Forget Donald Trump. Boris Johnson is hurtling towards becoming Great Britain’s next prime minister.

Just as politics was transformed in the US, as Mr Johnson walks through the doors at Downing Street, there will be a seismic shift in the landscape. And the blond bombshell will take at least some of the spotlight that has been dedicated to the US President.

It might sound trivial, but according to Sonia Purnell, the author of Just Boris: A Tale of Blond Ambition, it is his blond hair that has been one of Mr Johnson’s greatest assets on his rise to the top.

“When I met him in the 1990s his blond hair was really neat but it didn’t quite suit the image that he wanted,” Ms Purnell said.

“So over the years he got used to – particularly when the camera’s about to roll – to ruffling it up.

“Neat didn’t quite fit the persona he wanted, the sort of [rough] kind of character.”

His hair became his trademark, but it’s not the only reason for the comparisons to the US leader.

His survival through years of gaffes and controversies and his flamboyancy in front of the press are all Trump-like.

“They both rely on celebrity a lot.
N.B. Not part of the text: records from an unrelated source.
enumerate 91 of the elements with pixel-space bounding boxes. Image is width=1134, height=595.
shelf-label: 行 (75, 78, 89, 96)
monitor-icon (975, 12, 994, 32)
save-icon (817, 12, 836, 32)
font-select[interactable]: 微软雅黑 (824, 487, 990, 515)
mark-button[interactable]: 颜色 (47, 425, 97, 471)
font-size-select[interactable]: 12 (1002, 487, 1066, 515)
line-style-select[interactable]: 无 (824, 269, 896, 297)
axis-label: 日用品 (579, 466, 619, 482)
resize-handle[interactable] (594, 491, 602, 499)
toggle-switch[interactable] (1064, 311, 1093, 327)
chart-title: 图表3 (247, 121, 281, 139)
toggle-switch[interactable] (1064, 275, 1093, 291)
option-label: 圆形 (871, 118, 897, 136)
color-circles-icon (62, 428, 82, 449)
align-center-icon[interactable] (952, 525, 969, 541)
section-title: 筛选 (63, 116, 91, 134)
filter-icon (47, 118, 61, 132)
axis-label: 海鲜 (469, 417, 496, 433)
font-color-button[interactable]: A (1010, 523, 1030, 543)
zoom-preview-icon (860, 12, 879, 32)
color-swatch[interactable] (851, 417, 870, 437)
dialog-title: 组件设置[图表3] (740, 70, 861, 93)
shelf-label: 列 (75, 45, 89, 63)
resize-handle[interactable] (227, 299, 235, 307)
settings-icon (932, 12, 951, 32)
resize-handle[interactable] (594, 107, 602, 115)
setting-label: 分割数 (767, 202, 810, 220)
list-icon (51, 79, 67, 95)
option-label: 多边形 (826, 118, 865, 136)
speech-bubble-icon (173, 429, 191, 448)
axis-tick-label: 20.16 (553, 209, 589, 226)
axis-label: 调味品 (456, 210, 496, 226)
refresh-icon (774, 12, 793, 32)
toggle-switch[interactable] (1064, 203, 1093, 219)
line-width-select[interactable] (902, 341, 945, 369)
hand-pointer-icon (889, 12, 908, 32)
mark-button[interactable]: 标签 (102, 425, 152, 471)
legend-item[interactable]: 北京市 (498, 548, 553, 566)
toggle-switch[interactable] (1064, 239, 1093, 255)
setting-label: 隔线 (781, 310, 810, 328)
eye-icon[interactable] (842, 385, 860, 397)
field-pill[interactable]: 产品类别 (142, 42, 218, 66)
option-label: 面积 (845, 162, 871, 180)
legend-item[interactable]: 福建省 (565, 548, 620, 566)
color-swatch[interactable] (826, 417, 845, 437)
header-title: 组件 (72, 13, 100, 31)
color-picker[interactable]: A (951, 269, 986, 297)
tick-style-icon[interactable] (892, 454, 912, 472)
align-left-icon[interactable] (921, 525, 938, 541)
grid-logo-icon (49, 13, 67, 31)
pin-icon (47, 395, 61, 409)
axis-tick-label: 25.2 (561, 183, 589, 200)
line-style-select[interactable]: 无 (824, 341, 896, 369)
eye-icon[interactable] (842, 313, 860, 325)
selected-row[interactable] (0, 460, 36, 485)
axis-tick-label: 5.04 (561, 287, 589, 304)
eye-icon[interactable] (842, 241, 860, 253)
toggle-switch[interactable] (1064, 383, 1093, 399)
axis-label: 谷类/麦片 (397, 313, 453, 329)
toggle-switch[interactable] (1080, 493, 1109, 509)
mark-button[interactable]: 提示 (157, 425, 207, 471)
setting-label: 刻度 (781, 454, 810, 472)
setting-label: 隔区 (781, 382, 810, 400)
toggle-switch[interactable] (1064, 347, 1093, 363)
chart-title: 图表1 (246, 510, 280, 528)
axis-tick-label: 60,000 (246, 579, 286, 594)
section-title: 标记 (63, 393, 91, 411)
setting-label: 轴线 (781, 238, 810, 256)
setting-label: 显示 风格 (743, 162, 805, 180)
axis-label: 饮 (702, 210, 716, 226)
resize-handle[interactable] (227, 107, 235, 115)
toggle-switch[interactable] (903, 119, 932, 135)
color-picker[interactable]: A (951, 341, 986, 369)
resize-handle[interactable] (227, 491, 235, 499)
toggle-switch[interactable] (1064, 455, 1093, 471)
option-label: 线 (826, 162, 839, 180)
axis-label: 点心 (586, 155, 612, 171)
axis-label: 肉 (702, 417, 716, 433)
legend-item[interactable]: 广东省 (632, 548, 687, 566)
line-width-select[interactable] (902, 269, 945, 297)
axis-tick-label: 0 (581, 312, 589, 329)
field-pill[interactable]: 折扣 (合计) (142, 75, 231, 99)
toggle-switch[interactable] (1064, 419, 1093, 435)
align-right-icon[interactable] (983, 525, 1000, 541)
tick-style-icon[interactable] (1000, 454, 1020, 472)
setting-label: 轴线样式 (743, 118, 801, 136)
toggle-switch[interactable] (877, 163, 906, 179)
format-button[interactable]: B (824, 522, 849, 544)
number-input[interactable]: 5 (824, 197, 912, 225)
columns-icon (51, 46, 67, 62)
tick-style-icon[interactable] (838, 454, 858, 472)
They have both created a public persona and have worked hard on it,” Ms Purnell said.

“They’re both sort of economical with the truth, shall we say. It’s as if morality does not apply to Boris Johnson, just like normal moral standards do not apply to Donald Trump.”
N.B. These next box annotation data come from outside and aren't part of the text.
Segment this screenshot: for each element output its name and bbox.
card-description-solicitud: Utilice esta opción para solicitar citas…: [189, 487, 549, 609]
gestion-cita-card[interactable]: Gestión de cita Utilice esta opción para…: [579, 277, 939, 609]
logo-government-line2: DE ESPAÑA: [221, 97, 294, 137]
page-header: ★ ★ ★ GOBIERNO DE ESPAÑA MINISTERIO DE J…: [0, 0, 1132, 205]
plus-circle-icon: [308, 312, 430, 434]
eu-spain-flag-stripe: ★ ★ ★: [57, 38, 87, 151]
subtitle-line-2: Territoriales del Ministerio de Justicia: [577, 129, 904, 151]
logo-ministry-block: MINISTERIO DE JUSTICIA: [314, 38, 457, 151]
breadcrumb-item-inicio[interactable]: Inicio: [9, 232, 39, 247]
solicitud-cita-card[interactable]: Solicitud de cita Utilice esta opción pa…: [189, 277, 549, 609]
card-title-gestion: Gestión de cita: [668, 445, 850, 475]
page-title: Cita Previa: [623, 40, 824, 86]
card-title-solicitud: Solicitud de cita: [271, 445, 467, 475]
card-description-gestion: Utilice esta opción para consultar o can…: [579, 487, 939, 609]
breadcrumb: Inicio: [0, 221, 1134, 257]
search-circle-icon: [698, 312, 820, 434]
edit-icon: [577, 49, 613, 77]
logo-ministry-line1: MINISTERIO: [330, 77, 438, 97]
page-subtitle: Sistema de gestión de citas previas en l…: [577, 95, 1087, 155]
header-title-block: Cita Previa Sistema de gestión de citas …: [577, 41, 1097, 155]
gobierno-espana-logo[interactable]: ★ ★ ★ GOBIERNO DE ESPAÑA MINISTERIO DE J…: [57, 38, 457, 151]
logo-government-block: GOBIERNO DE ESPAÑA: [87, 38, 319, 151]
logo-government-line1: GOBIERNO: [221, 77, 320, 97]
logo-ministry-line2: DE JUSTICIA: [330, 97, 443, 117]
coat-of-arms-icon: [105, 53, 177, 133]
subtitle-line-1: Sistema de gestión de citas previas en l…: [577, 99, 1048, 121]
Mr Johnson also has a reputation as a serial philanderer. Two of his marriages have ended.

Ms Purnell says he has at least five children, including a daughter born in 2009 after he had an affair with an arts consultant.

‘He is underestimated’

Mr Johnson’s personal life was most recently in the headlines after a well-publicised, red wine-fuelled, late-night row with his current girlfriend, 31-year-old Carrie Symonds.

Despite the repeated private indiscretions and a questionable political record, the party faithful look set to elect him anyway.

“The man that they think or have decided can deliver Brexit is almost incapable of doing anything that is going to lose their support,” Ms Purnell said of the 160,000 Conservative party members.

Ninety seven per cent of them are white, and 70 per cent are men.

It is well known Mr Johnson has harboured leadership ambitions for most of his political career and far beyond.

“His sister told me his ambition as a small child was to be the world king, so it has always been there,” said Andrew Gimson, the author of Boris: The Rise of Boris Johnson.

“I think he is underestimated by those critics who are blinded by a hatred of him. Hatred and disgust.”

Mr Gimson acknowledged Mr Johnson’s Trump-like characteristics, but argued there are many more differences.

“Evidently, they are both suited to a sort of anti-establishment mood that there is in politics,” he said.

However, Mr Gimson points to Mr Johnson’s Eton and Oxford education, his knowledge of several languages and his love of books as what sets him apart from the US President.

“I think he is a much nicer man than Donald Trump and he doesn’t want to succeed by sowing divisions, which is basically Trump’s game,” he said.

Britain’s political dynasty

Mr Johnson’s family is wealthy and politically powerful.

His father, Stanley, once appeared on the reality show, I’m a Celebrity… Get Me Out of Here!

His journalist sister, Rebecca, went into the Celebrity Big Brother house last year.

As Rebecca Johnson recalled in 2017, even former prime minister David Cameron is shocked by the Johnson clan’s ubiquity.

 

“Dave C was introduced to my sister Julia a while back. ‘No! Not another one!!’ the then-PM gasped,” she wrote in New Statesmen.

“We’re like rats, basically. In London, you’re never more than a few feet from at least two Johnsons.”

Politics may be the Johnson family business, but they are not Trump-esque as such.

For one, they are divided on their political views.

Stanley Johnson served in Brussels at the European Commission; he was opposed to Brexit but later switched sides.

One of his brothers, Jo Johnson, is also a Conservative Party member but is staunchly opposed to Brexit. Rebecca Johnson is also against the UK leaving the EU.

While Boris Johnson’s rise may now seem inevitable, holding on to power could be a challenge.

Mr Johnson has held the seat of Uxbridge in London’s West since 2015, but during a visit there by the ABC, there was a notable disdain for the local member.

“We did have a bus sign that said ‘Where is our MP?’ marked on it,” one resident said.

“I don’t think he is reliable. That’s the trouble, I’m not sure about his honesty.”

At the 2017 snap election called by outgoing PM Theresa May, Mr Johnson’s majority plummeted.

He is now in power by a wafer-thin margin of 5000 votes.

If he enters No.10, that will be the smallest margin of any sitting prime minister since the 1920s.

“I think he’d make a good comedian,” one elderly commuter on the bus in Uxbridge told the ABC.

“I don’t really know him, but I think he is a joke.”